Volgens vaste rechtspraak geldt dat een instelling als publiekrechtelijk lichaam in de zin van artikel 2 sub a van de Landsverordening Beëindiging Arbeidsovereenkomsten kan worden beschouwd, indien het aanname- en ontslagbeleid volledig in handen van de overheid ligt. Uit de overeenkomst volgt dat FMAA, handelend in overeenstemming met het besluit van de ministerraad, op 1 juli 2013 een arbeidsovereenkomst is aangegaan met [verzoekster]. Vast staat dat de ministerraad heeft ingestemd met het aangaan van de arbeidsovereenkomst tussen FMAA en [verzoekster]. Dit betekent dat het Land invloed heeft op de aanname van het personeel van FMAA. Anders dan FMAA betoogt, is het gerecht van oordeel dat niet is komen vast te staan dat het Land Aruba ook het ontslagbeleid in handen heeft gehad. Immers, uit de overgelegde stukken is niet gebleken dat het Land het besluit heeft genomen om de arbeidsovereenkomst met [verzoekster] te beëindigen. Het gerecht leidt uit de overgelegde beëindigingsbrief van 23 juli 2014 af dat FMAA, in verband met het inkorten van de subsidiegelden door het Land, de afweging heeft gemaakt om [verzoekster] te laten afvloeien. Dat dit komt omdat zij als gevolg van een bezuinigingsbeslissing van het Land over onvoldoende financiële middelen kon beschikken maakt dit niet anders. Dit brengt mee dat FMAA niet gelijk kan worden gesteld aan een publiekrechtelijk lichaam als bedoeld in artikel 2 van de Landsverordening Beëindiging Arbeidsovereenkomsten (hierna LBA). Aldus is de LBA van toepassing op de arbeidsrelatie tussen partijen.
4.4
Ingevolge artikel 4 van de LBA kan de arbeidsovereenkomst in beginsel niet worden opgezegd zonder toestemming van de directeur van de directie arbeid. Nu FMAA niet over een ontslagvergunning heeft beschikt, was de opzegging nietig. [verzoekster] heeft ook tijdig een beroep op die nietigheid gedaan.
4.5
Tegenover het belang van [verzoekster] om achterstallig loon te vorderen, staat het belang van FMAA die financieel afhankelijk is van het Land en die wegens haar financiële situatie niet over de middelen beschikt om het achterstallig loon aan [verzoekster] te betalen. Hoewel dat een omstandigheid is die in beginsel voor rekening komt van FMAA, overweegt het gerecht het volgende.

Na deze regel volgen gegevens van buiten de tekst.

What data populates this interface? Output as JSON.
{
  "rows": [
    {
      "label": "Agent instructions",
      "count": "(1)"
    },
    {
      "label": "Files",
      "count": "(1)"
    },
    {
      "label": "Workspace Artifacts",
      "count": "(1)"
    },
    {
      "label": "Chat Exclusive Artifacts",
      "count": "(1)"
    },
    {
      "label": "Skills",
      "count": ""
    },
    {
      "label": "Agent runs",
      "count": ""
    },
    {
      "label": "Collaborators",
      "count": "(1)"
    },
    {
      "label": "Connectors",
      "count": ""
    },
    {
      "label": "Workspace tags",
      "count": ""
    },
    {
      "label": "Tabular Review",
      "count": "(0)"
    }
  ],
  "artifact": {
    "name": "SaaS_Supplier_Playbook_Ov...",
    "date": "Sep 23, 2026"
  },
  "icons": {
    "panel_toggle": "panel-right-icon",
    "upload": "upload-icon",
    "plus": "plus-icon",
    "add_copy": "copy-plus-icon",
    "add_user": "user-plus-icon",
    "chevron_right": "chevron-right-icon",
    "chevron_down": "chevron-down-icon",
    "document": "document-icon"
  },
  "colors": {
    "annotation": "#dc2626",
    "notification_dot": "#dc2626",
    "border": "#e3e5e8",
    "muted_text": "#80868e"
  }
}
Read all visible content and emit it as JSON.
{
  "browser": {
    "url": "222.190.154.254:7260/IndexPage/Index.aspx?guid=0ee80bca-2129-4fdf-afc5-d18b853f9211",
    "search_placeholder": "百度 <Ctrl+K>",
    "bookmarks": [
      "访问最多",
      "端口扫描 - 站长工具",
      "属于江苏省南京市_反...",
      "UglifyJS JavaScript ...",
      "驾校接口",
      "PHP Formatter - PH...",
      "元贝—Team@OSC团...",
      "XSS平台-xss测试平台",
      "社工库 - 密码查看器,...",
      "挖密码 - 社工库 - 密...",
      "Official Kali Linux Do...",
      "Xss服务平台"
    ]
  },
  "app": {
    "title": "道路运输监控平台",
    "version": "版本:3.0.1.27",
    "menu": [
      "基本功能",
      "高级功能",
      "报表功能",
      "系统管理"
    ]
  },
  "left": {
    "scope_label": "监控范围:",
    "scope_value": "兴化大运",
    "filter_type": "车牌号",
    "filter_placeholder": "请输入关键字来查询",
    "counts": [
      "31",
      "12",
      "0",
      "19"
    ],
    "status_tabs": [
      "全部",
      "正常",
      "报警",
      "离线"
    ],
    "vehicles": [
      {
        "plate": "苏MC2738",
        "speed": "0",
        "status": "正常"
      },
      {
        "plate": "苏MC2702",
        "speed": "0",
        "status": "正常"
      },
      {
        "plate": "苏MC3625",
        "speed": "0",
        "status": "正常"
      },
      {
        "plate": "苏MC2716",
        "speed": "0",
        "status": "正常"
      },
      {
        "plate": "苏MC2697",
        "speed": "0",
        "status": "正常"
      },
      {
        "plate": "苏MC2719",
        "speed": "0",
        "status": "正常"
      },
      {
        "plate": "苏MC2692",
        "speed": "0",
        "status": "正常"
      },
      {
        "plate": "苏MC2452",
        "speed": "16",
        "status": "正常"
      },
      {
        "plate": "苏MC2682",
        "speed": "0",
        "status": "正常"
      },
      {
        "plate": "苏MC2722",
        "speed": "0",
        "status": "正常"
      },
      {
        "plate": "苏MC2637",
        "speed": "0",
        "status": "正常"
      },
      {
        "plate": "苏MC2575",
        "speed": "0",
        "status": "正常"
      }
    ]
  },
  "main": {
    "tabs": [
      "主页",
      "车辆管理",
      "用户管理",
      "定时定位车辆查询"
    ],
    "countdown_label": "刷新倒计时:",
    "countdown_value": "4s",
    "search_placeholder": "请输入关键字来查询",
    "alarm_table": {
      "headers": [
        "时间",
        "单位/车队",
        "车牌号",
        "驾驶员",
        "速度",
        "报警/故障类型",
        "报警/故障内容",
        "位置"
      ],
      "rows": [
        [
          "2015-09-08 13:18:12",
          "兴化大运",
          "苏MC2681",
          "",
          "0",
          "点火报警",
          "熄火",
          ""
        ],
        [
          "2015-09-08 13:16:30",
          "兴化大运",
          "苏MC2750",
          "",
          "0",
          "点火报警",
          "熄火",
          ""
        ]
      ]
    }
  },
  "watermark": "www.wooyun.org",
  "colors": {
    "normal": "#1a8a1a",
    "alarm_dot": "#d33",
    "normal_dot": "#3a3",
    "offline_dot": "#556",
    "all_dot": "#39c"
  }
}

[verzoekster] heeft betrekkelijk lang gewacht alvorens de onderhavige rechtsvorderingen in te stellen (het verzoek is ingediend op 16 februari 2017. Voorts genoot zij sinds november 2013 een pensioenuitkering en zij heeft na het inroepen van de nietigheid geen stappen ondernomen om te komen tot wedertewerkstelling. Hierin ziet het gerecht aanleiding om de loonvordering te matigen. Op de toe te wijzen loonvordering zal dan ook 12 maanden in mindering worden gebracht, zodat wordt toegewezen het loon dat verschuldigd is over de periode 1 augustus 2014 tot 11 november 2015. In het gegeven dat over achterstallig loon naast de toe te wijzen wettelijke verhoging tevens wettelijke rente is gevorderd (en zal worden toegewezen) ziet het gerecht aanleiding om de wettelijke verhoging ambts- en billijkheidshalve gematigd vast te stellen op telkens maximaal 15%.
4.6
FMAA wordt, nu zij in het ongelijk is gesteld, in de kosten van de procedure veroordeeld.

5.DE UITSPRAAK

De rechter in dit gerecht:
verklaart het door FMAA verleende ontslag nietig,
veroordeelt FMAA tot betaling aan [verzoekster] van haar loon gerekend vanaf de maand augustus 2014 tot 11 november 2015, te vermeerderen met wettelijke verhoging van telkens maximaal 15% en met wettelijke rente vanaf de verschuldigdheid van de loontermijnen tot de dag der voldoening;
veroordeelt FMAA in de kosten van de procedure, die tot de datum van uitspraak aan de kant van [verzoekster] worden begroot op Afl. 50,00 aan griffierecht en Afl. 2.500,- aan salaris van de gemachtigde;
verklaart de veroordelingen in deze beschikking uitvoerbaar bij voorraad;
wijst het meer of anders verzochte af.
Deze beschikking is gegeven door mr. J. Sap, rechter in dit gerecht, en werd uitgesproken ter openbare terechtzitting van dinsdag 24 april 2018 in aanwezigheid van de griffier.